Andrea Nogueira

26/01/2019 08h00
Ser humano
 
Por: Andrea Nogueira
 
Hoje acordei com uma sensação de liberdade. Depois, parei por alguns instantes tudo o que eu estava fazendo e olhei para mim.
 
Enxerguei alguém que trabalha para o seu sustento e o da sua família, uma pessoa que dirige e anda sozinha pela rua. Vi alguém que chega numa festa acompanhada ou desacompanhada, como preferir. Vi uma pessoa que escolhe suas próprias roupas, sapatos, se usará maquiagem ou não, que decide a cor dos seus cabelos e decide estar solteira ou comprometida.
 
Logo me questionei se tudo isso sempre foi possível para qualquer pessoa.
 
Carteira de motorista, voto, divórcio, chegar só num restaurante ou lanchonete, carteira de trabalho assinada, cargos de grande responsabilidade ou eletivos, todos esses direitos sempre
fizeram parte do universo masculino com muita naturalidade. Mas o que houve? Não sou homem.
 
Sou mulher, mas trabalho. O homem da minha casa tem 30 anos a menos que eu.
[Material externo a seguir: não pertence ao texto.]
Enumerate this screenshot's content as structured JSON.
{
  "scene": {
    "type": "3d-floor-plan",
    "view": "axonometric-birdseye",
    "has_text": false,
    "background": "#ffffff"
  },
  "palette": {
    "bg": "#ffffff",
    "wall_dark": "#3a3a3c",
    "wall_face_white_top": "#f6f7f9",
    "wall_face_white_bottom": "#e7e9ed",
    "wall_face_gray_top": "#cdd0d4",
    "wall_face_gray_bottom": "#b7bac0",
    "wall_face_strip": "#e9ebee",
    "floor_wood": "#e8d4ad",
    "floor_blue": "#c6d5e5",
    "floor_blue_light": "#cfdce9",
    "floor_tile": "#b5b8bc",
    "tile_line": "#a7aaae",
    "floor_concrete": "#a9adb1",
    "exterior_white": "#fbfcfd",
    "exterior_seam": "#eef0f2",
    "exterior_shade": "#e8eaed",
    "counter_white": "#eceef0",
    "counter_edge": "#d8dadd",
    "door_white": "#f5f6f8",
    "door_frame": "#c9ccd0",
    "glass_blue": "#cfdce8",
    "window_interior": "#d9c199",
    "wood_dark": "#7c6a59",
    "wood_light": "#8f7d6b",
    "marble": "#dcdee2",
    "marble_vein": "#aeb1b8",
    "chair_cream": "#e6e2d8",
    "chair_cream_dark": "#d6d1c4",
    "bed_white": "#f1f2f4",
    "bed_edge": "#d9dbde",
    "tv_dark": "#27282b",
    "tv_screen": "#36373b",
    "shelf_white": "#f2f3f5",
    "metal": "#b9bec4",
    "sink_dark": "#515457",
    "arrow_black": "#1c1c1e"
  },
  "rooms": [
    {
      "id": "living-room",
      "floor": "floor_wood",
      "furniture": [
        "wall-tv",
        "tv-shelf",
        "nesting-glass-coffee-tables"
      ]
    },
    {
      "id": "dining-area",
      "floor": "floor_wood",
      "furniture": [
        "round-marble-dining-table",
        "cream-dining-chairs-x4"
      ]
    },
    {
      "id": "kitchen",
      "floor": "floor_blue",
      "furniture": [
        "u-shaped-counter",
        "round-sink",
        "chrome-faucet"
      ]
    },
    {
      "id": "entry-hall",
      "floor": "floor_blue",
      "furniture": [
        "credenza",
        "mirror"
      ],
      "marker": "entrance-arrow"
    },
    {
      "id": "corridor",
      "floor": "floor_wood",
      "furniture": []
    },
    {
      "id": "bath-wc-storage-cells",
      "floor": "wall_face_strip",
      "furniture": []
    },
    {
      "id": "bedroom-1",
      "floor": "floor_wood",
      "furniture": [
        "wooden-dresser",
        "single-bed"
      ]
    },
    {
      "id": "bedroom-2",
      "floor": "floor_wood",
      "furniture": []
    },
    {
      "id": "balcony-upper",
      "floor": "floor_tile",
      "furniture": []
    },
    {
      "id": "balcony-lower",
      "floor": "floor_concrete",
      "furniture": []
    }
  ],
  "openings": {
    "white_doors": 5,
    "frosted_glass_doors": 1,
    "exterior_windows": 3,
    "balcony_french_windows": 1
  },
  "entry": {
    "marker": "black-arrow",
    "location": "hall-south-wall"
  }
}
Mesmo sendo mulher, posso dirigir, votar, trabalhar ou cuidar dos afazeres domésticos. Posso ir ao cinema sozinha. Posso assinar contratos como responsável por mim mesma e até pelo meu filho. Posso escriturar um imóvel em meu nome ou ter um cartão de crédito, sendo a titular. Posso ter conta bancária e CPF. Sou mulher e tenho diploma universitário. Sou graduada e pós graduada. Desde que eu pratique algum esporte, posso até concorrer numa olimpíada. Posso jogar futebol. Posso escolher meu companheiro, namorado ou marido. Mas num passado não tão distante, tudo isso era tão difícil para uma mulher que parecia impossível.
 
Ainda mergulhada nas minhas reflexões, pensei: tive sorte ou corri atrás do que eu queria? E imediatamente senti uma gratidão pelas mulheres que me antecederam na luta feminista. Um carinho imenso por todas elas tomou conta de mim. Senti um grande respeito por aquelas que faziam uma luta silenciosa dentro dos seus lares e pelas que se expunham para a sociedade julga-la. De fato, minha carteira de motorista não foi uma vitória somente minha. Meu título de eleitor teve o suor e a luta de muitas outras mulheres. Meu diploma e minha profissão não são frutos apenas da minha competência. Afinal, nem sempre foi assim. Não havia nada de natural em tudo isso para uma mulher.
 
Lembrei de uma história engraçada em que minha mãe, há mais de trinta anos, ajudou um grupo, na pequena cidade em que morava, a ganhar uma gincana, pois era a única mulher da região com carteira de motorista. Também lembrei que ser divorciada já foi muito mais difícil para uma mulher do que é hoje. Refleti e concluí que muito ainda tem que ser melhorado.
 
É preciso que cada um faça a sua parte, por si e pelos outros. E uma boa forma de começar a construção da igualdade é reconhecendo e compreendendo que o femismo é terrível, mas o feminismo é o que há de melhor numa mulher.
 
Reconhecer-se feminista é reconhecer-se preocupada com outras mulheres além de si mesma. É saber que para algumas será fácil acumular carreira e vida pessoal, mas para outras esta realidade ainda está muito distante e até improvável. Reconhecer-se feminista é dar oportunidade, é se importar mesmo sem compreender a dor alheia. É ser escada. Reconhecer-se feminista é bonito e natural.
 
Imbuída em tantas certezas e incertezas, importa saber que as conquistas femininas não seriam possíveis sem a participação dos homens, pois a busca por direitos, respeito e igualdade de tratamento é de todos, inclusive de quem não estaria à margem de tudo isso. Hoje, os homens que compreendem o feminismo são verdadeiros aliados na construção da isonomia escrita no artigo quinto da nossa Constituição Federal, pois para o feminismo não importa ser homem ou mulher, importa ser humano.